Кристин снова покачала головой, не говоря ни слова.

– «Чувствую, что-то толкнуло меня внезапно, как черт из коробочки, и раз – в небо, как шутиху!»[14]14
  «Алиса в Стране чудес»; глава IV.


[Закрыть]
Точно как бедная ящерка Билл в книге об Алисе, – прошептала она. – Я совсем не помню удара.

– Но о документе, надеюсь, ты помнишь?

– Конечно, помню. – На губах Кристин появилась слабая, но победная улыбка. – Это первое, о чем я вспомнила, когда очнулась, а также, к счастью, вспомнила, куда я его спрятала. – Она попыталась приподняться повыше. – Странно: я совсем не чувствую ног.

Сделав усилие, Кристин смогла чуть-чуть передвинуться, опираясь на одну руку. Я поспешил ей на помощь, но она остановила меня взглядом и обратилась к Селдому:

– Когда ты разослал письма насчет заседания в пятницу? Тем же вечером, когда мы встречались, все втроем?

Он кивнул:

– Да, тем же вечером, как только вернулся домой. Сделал рассылку всем, кроме Джозефины. К ней зашел на следующее утро.

– И в письме ничего не сообщал о документе?

– Разумеется, нет.

– Но на меня сослался, так ведь?

– Да, я написал, что у тебя есть информация о находке в Гилдфорде: все так, как мы договаривались. Я могу это письмо переслать тебе. – Селдом смотрел на нее удивленно.

Тогда Кристин свободной рукой показала на сумочку, лежавшую на стуле, и жестом попросила пододвинуть ее и открыть. Она вытянула шею, порылась внутри и двумя пальцами извлекла крошечную, но приводящую в смущение фотографию: девочка лет десяти, совершенно голая, смотрит прямо в объектив, сидя под деревом на берегу реки; правая нога согнута и притянута к груди, руки сцеплены в замок под этой поднятой коленкой. Такая поза оставляла треугольную брешь, через которую почти что можно было разглядеть лобок. Нельзя было отрешиться от мысли, как фотограф дает указания, сгибает эту ногу под тем или иным углом, чтобы брешь привлекала взгляд, но ничего не открывала. Или все-таки открывала?

Кристин спросила Селдома, узнает ли он фотографию. Тот еще раз с отвращением взглянул на снимок и покачал головой.

– Этот снимок сделал Льюис Кэрролл.

Селдом передал мне фотографию, будто отбрасывая прочь что-то нечистое.

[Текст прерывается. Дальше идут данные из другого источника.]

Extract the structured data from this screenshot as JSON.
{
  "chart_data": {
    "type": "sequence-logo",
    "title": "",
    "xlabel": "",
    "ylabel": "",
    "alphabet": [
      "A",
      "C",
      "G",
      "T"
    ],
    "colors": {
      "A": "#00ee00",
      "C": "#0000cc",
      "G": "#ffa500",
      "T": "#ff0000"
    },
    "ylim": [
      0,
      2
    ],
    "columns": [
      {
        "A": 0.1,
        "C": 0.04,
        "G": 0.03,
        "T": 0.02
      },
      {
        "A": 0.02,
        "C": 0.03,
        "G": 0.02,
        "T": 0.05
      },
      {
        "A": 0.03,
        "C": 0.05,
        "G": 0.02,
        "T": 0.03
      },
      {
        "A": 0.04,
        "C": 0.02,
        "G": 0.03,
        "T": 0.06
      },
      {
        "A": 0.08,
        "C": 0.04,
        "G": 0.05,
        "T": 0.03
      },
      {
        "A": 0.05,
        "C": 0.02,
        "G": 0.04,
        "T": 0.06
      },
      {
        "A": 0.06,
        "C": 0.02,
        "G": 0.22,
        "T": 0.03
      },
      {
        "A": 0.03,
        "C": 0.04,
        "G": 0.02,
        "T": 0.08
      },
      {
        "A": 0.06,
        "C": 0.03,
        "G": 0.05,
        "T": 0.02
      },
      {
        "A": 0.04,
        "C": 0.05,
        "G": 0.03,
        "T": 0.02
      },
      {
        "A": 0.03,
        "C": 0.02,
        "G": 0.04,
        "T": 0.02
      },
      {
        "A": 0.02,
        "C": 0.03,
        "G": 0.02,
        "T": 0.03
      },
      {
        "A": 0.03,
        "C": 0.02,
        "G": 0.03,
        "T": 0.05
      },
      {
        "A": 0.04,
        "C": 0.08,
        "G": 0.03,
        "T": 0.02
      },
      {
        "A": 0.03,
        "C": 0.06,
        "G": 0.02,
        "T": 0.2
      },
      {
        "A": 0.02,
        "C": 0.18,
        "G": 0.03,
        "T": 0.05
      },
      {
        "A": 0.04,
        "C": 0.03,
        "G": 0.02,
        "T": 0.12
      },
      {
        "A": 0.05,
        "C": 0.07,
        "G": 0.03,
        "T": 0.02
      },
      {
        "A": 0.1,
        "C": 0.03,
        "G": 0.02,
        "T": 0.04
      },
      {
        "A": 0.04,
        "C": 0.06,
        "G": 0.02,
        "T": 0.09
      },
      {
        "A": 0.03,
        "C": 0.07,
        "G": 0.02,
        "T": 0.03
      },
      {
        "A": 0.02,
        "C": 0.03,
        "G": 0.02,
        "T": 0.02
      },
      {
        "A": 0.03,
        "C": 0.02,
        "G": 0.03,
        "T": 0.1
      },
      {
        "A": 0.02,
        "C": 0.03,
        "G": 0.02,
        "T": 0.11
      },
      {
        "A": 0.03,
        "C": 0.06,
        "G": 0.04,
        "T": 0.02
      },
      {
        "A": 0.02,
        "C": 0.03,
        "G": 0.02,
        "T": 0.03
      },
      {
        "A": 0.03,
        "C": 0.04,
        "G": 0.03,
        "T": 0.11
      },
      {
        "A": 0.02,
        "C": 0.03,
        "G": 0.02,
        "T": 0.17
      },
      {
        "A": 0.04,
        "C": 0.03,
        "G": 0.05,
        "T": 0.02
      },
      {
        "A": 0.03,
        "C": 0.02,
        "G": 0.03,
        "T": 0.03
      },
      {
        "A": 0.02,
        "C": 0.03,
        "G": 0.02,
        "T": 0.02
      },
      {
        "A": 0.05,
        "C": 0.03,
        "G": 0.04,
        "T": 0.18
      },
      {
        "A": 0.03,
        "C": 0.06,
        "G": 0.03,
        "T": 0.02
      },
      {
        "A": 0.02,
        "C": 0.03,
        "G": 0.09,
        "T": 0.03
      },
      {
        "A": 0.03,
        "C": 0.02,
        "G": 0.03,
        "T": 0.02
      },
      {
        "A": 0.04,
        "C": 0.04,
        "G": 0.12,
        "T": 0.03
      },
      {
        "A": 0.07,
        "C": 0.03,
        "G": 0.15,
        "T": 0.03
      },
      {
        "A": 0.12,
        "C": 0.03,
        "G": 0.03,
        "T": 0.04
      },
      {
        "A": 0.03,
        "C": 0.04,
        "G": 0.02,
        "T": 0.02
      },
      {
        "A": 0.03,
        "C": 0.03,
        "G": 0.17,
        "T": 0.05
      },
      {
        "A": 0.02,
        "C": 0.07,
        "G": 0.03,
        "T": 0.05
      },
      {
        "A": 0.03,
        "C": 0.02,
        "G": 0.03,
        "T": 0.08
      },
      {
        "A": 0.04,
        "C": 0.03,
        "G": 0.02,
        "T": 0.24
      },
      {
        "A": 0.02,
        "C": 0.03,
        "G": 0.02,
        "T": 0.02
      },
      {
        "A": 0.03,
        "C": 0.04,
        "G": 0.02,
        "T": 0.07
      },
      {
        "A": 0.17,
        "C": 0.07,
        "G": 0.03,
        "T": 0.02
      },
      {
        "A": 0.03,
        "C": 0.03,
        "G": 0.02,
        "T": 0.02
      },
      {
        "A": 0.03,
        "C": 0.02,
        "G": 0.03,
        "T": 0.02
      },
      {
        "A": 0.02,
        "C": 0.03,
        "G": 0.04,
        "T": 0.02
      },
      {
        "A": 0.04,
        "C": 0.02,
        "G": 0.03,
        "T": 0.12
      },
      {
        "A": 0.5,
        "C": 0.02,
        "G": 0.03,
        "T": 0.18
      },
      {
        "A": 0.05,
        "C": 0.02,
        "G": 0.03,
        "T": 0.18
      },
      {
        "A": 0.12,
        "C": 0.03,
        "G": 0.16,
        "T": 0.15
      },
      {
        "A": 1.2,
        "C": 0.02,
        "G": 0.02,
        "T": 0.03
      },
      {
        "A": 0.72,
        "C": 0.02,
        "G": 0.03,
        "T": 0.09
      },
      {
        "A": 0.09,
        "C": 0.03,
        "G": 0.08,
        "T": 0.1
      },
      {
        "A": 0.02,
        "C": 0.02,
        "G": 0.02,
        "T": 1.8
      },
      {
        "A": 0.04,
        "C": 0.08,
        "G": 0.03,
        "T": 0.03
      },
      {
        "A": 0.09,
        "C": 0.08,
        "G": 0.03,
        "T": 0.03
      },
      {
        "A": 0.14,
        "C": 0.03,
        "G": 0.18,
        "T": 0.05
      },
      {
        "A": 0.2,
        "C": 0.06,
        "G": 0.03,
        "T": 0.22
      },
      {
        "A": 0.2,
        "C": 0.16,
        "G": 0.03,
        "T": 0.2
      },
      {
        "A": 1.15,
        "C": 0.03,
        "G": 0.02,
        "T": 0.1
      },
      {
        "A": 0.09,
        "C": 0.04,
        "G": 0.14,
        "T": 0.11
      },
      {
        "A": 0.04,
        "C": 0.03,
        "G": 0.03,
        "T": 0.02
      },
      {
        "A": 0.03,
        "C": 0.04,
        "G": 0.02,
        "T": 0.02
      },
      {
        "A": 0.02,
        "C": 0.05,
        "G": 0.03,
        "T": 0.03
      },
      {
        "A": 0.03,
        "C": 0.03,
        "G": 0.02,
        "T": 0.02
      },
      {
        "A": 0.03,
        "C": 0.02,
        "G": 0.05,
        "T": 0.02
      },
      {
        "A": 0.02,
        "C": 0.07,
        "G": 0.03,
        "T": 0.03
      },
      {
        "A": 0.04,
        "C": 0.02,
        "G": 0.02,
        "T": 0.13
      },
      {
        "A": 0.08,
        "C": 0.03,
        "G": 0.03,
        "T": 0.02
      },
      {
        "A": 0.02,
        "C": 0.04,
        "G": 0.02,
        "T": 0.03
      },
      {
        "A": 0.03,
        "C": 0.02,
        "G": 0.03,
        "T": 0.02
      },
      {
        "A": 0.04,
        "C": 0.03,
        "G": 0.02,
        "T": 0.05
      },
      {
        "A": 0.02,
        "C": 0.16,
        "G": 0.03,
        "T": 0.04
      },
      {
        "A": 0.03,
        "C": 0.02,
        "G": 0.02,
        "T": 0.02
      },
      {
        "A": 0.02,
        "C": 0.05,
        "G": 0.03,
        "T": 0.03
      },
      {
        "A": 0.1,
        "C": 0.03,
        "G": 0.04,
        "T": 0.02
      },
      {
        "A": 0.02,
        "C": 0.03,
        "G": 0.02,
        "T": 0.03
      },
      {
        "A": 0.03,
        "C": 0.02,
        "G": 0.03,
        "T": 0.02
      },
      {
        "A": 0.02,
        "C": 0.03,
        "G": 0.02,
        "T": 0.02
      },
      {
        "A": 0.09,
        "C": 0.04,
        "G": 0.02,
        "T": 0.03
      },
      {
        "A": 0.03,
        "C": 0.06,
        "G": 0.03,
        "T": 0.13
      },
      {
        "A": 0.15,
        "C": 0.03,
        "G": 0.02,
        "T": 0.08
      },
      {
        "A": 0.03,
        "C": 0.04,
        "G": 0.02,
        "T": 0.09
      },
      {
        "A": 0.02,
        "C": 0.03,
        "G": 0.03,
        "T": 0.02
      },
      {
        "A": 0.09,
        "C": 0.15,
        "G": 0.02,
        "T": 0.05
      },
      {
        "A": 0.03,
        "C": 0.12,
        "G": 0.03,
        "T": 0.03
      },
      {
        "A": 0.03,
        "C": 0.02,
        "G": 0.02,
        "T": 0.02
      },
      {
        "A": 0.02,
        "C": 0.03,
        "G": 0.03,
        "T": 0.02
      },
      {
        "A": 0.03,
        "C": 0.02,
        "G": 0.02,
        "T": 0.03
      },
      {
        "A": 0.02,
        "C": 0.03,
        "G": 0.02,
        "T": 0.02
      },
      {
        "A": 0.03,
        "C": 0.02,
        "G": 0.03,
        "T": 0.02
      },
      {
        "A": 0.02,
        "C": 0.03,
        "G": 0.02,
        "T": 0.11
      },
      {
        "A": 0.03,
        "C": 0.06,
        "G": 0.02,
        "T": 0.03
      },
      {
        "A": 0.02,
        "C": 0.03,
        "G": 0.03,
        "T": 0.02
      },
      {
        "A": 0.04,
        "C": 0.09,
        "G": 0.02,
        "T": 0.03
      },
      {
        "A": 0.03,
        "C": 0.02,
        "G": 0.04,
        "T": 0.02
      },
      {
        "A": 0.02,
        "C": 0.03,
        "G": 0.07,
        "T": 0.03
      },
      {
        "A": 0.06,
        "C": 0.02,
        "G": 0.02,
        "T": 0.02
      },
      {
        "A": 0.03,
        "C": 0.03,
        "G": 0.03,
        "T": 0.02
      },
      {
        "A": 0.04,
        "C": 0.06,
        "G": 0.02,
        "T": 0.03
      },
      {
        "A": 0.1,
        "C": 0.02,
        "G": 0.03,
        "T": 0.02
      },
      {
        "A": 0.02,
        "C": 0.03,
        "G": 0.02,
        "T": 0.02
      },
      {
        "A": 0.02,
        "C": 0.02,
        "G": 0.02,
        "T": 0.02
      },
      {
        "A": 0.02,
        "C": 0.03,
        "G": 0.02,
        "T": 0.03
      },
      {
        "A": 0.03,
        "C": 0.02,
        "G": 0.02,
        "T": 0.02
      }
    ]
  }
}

– Эта сторона жизни Кэрролла, – произнес он, будто оправдываясь, – шокировала меня: я никогда не знакомился в деталях с его коллекцией маленьких девочек. Даже книгу Генри Хааса я так и не решился перелистать.

Держа фотографию в руке, я вгляделся пристальнее. Снимок, похоже, отретушировали и раскрасили в ту давнюю эпоху, в несколько примитивной манере, и лицо девочки, вероятно, из-за слишком темных тонов казалось до странности взрослым и немного зловещим. Выражение серьезное, непроницаемое, а в силуэте, хотя и тщательно прилаженном к буколическому фону, были заметны, по линии волос с одной стороны, следы ножниц.

– Это фото – из серии, которую Кэрролл снимал с девочкой по имени Беатрис Хэтч, а потом с подробными инструкциями отправлял для ретушировки и раскраски лондонской художнице Анне Бонд: ему хотелось добиться впечатления буколической картины. Я нашла ее в своем почтовом ящике в тот день, когда меня сбила машина, в ненадписанном конверте. Фото заинтриговало меня, но вначале я не придала ему особого значения. Мне постоянно поступают материалы о Кэрролле как ассистентке Торнтона Ривза и благодаря моим собственным исследованиям. Теперь меня не оставляет мысль, что эта фотография была чем-то вроде предупреждения о том, что со мной вскоре произойдет. И все-таки я не могу поверить, что кто-то хотел меня убить. Мама уверяет, что меня сбили случайно и полиция наверняка скоро найдет виновного.

– Во всяком случае мы не должны до нее дотрагиваться, – заметил Селдом. – Вдруг на ней сохранились отпечатки пальцев? Ты отдашь ее Питерсену, когда увидишь его.

– Я спрашиваю себя: что именно следует непременно сообщить инспектору? Разумеется, я отдам ему фотографию и расскажу о документе, но никоим образом не собираюсь его показывать или цитировать фразу целиком. Полагаю, он не может заставить меня.

– Как только ты упомянешь документ, Питерсен захочет узнать, что в нем значится, даже сильнее, чем кто-либо из нас.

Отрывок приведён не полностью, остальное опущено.